Bear Market: What you need to know and how you should treat your finances

Bear Market is a term that sends fear into Wall Street and investors. What does it mean? And when do we enter a Bear Market?

USA TODAY

We’re in a bear market. Now what?

All three major U.S. stock indexes have moved into bear market territory this month after multiple tumultuous days on Wall Street. While this may seem a bit foreign after an 11-year bull market, bears are part of investing.

A bear market, you may remember, is defined as a drop of 20% or more from a prior closing high. The S&P 500, Dow Jones Industrial Average and Nasdaq have all closed 20% below the all-time highs they reached in February to end their bull-market runs.

This time the uncertainty surrounding the new coronavirus or COVID-19 has left Investors wondering what will unfold during the coming days and weeks, including whether the efforts to contain the virus will slow the U.S. and global economies, even topple it into a recession.

How much longer the decline will continue is impossible to say, but the seven charts we’ve compiled from the last 13 bear markets can offer perspective of how markets have tumbled and a later recovered.

This is the fastest bear

Only the Great Depression and the 1987 Black Monday crash come close to matching the speed that this downturn has become a bear market. This bear market was 10 times faster than the average of 164 days. 

Markets could be choppy for weeks

History doesn’t suggest there will be a bottom in the near future. While we may not experience massive declines like we’ve endured in recent weeks, it’s important to note that the shortest bear market lasted three months. 

Bears cut more deeply

These are still early days in this bear market, and while the rapid descent of stocks might make this feel like a historically sharp fall, so far, the market decline is smaller than average compared with other bears. The S&P 500 has fallen about 40% on average. 

It’s a long way back up

Once the bear market is over, getting back to the top has often been a long climb. No climb matches that of the Great Depression stock market. It took about 25 years (Sept. 22, 1954) for the S&P index to reach 31.92 after it closed there on Sept. 7, 1929. 

The return to a peak has been significantly shorter in other bear markets but it’s taken 3.3 years on average for investors get back to where they started. 

Just hang on

If you sold your S&P 500 mutual funds or ETFs before Feb. 19, you’re one of the lucky ones. Rarely are any of us so lucky.

Avoiding selloffs is difficult, if not impossible. Investors often sell when U.S. markets suffer staggering losses like they have in the past few weeks and may be left behind when stocks make their biggest advances.
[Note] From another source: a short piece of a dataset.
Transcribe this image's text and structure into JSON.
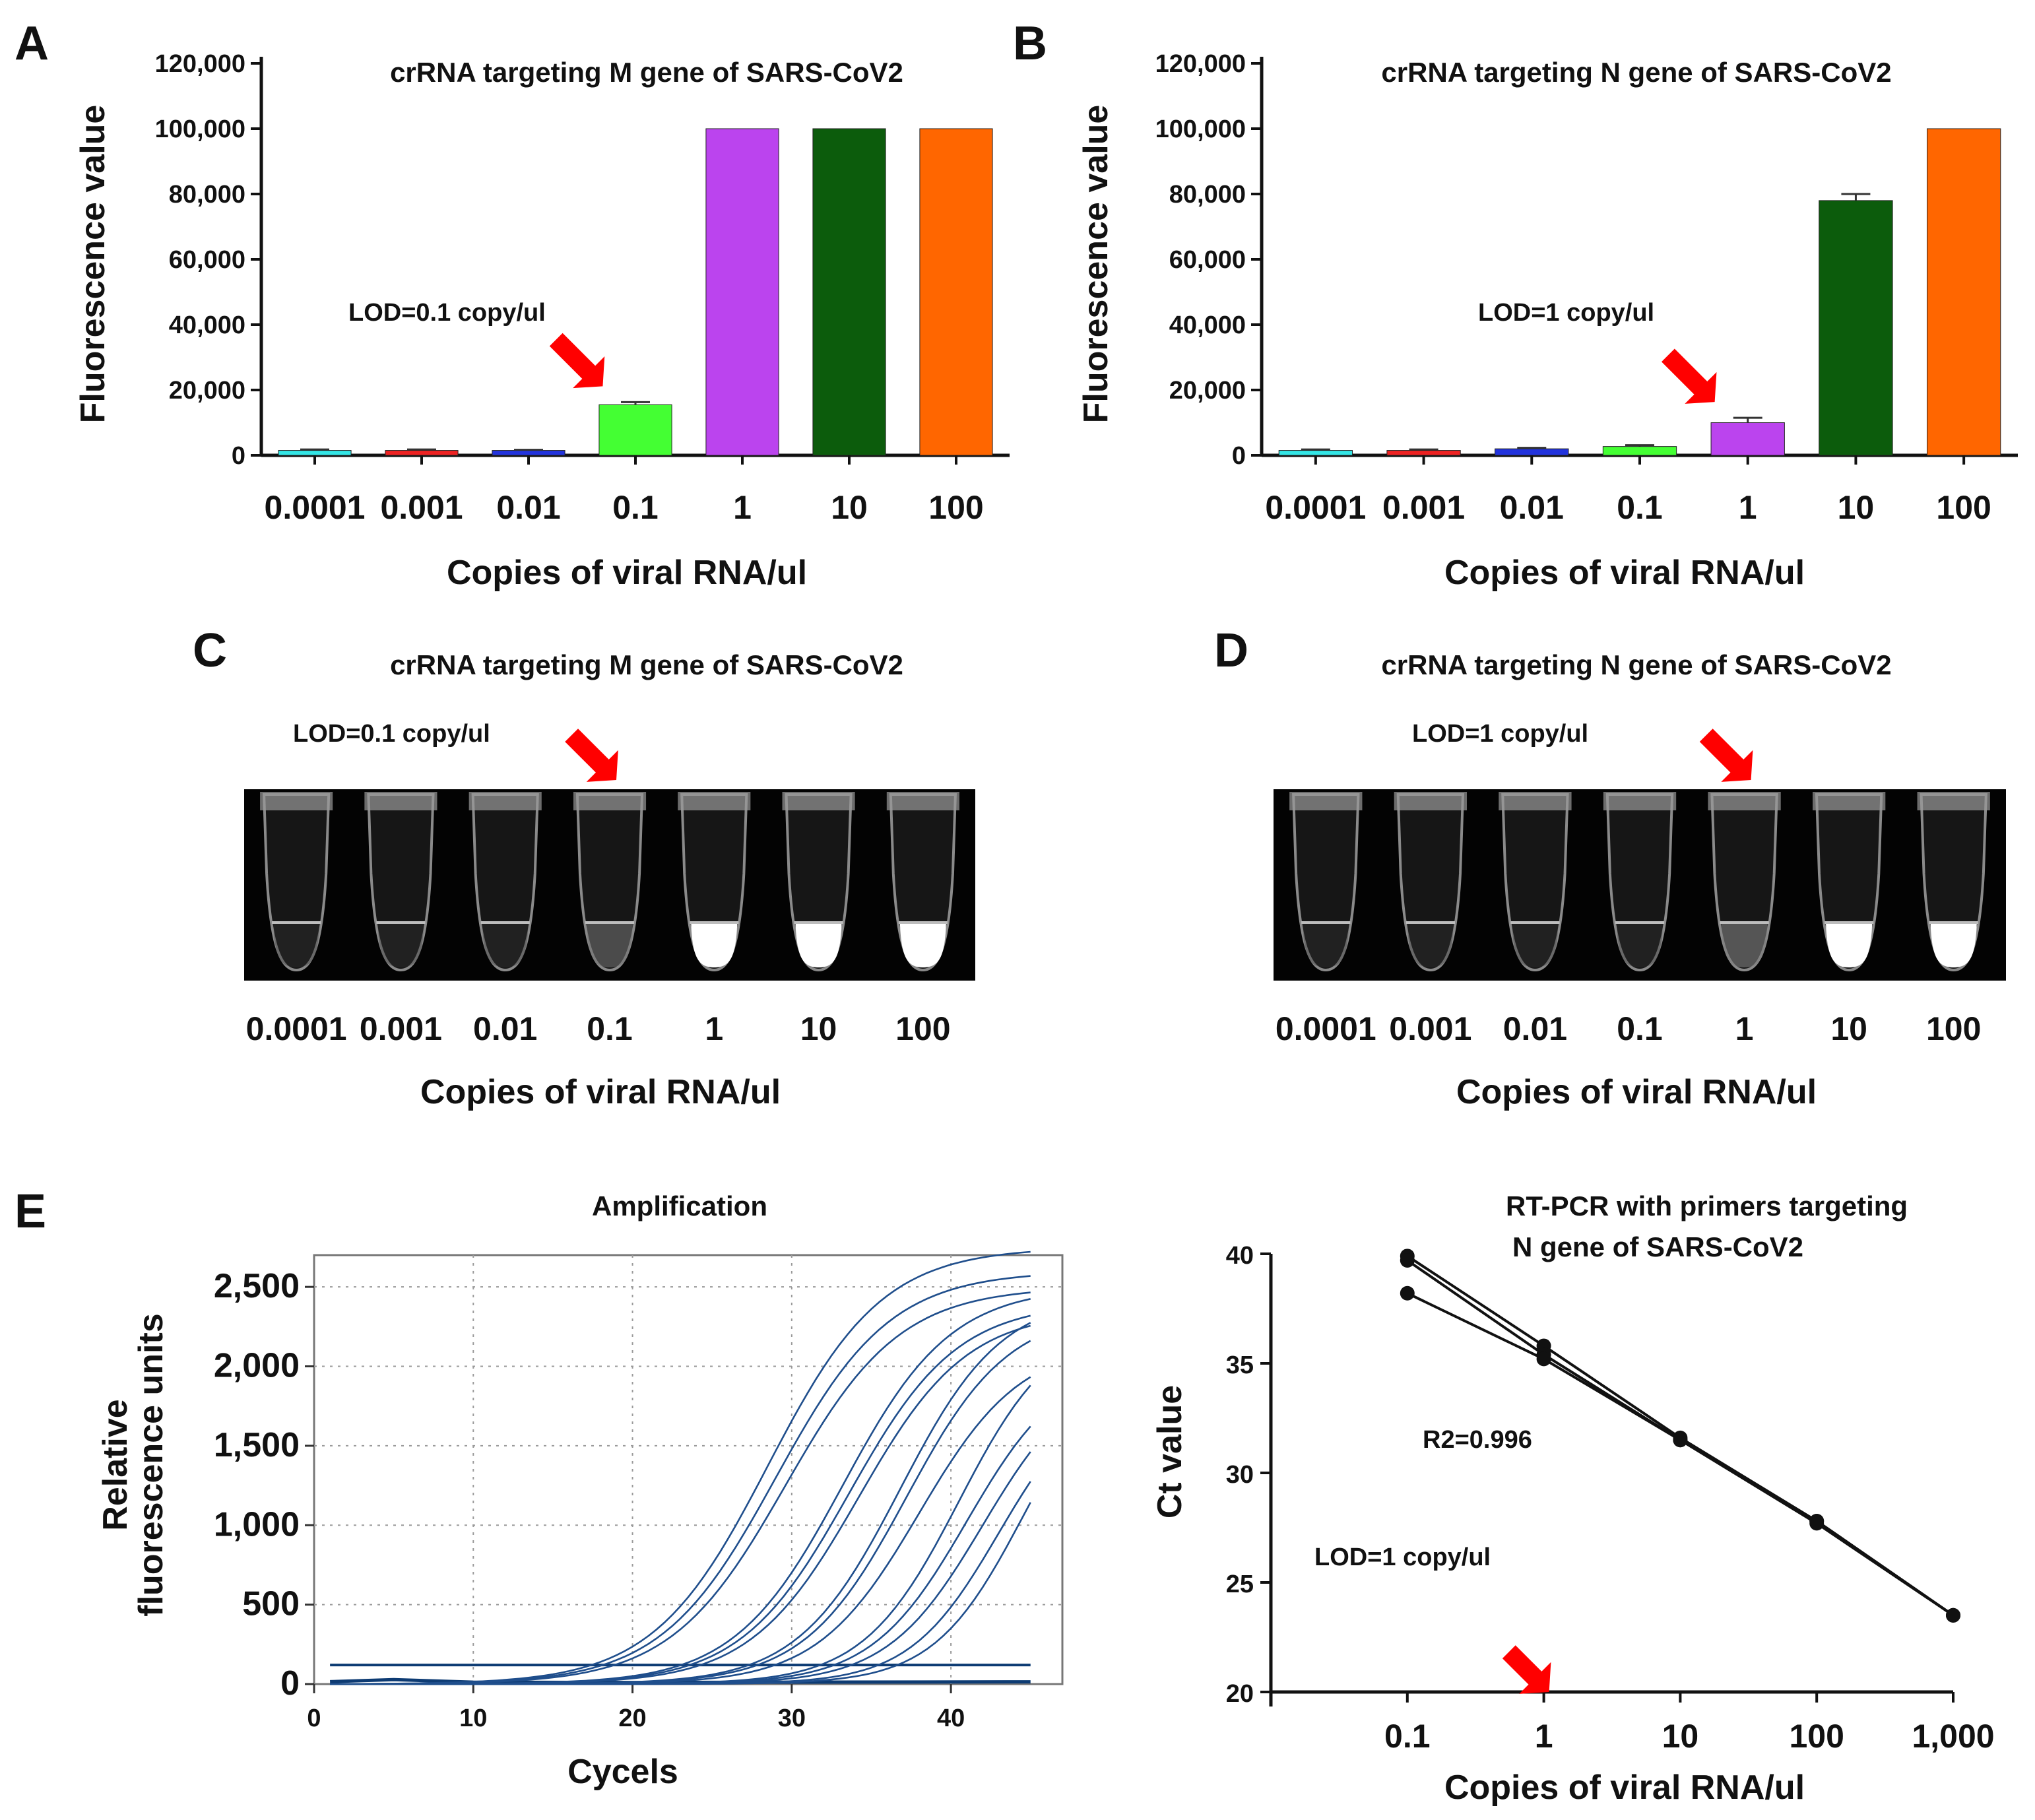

Consider how much you would have gained if you had sold before 10 of the worst days during the past 10 years. If you invested $10,000 in the S&P 500 on March 9, 2010, you would have made $40,042 over the past decade or a 18.8% annual gain, according to Ned Davis Research.

Here’s what your $10,000 would have amounted to if 10 years ago you sold before some of the best days:

Most of us aren’t prescient enough to know what tomorrow will bring — especially right now. So you could attempt to buy and sell at just the right times, but just doing nothing might have the similar result. 

When is it safe to go back in?

“Don’t try to catch a falling knife” is a warning repeated frequently in times like this. When markets have fallen so significantly, it’s tempting to think the market is on sale one day only to see it decline the next. 

If you did sell recently, how do you know when things are getting back to normal? One measure would be the volatility index created Chicago Board Options Exchange — ticker symbol: VIX. Some have called it the “fear gauge” because it indicates when investors are buying protection against declines in the market.

When the VIX begins closing over 20, it’s often a sign that investors are seeing troubling signs in the market. Similarly, when the VIX starts to fall back to normal levels, investors foresee more regular market conditions in the near future. 

In recent days the VIX has climbed to levels not seen during the financial crisis in October 2008, signaling the continued uncertainty brought on by the coronavirus pandemic. The VIX closed two points higher than in 2008 high on Monday.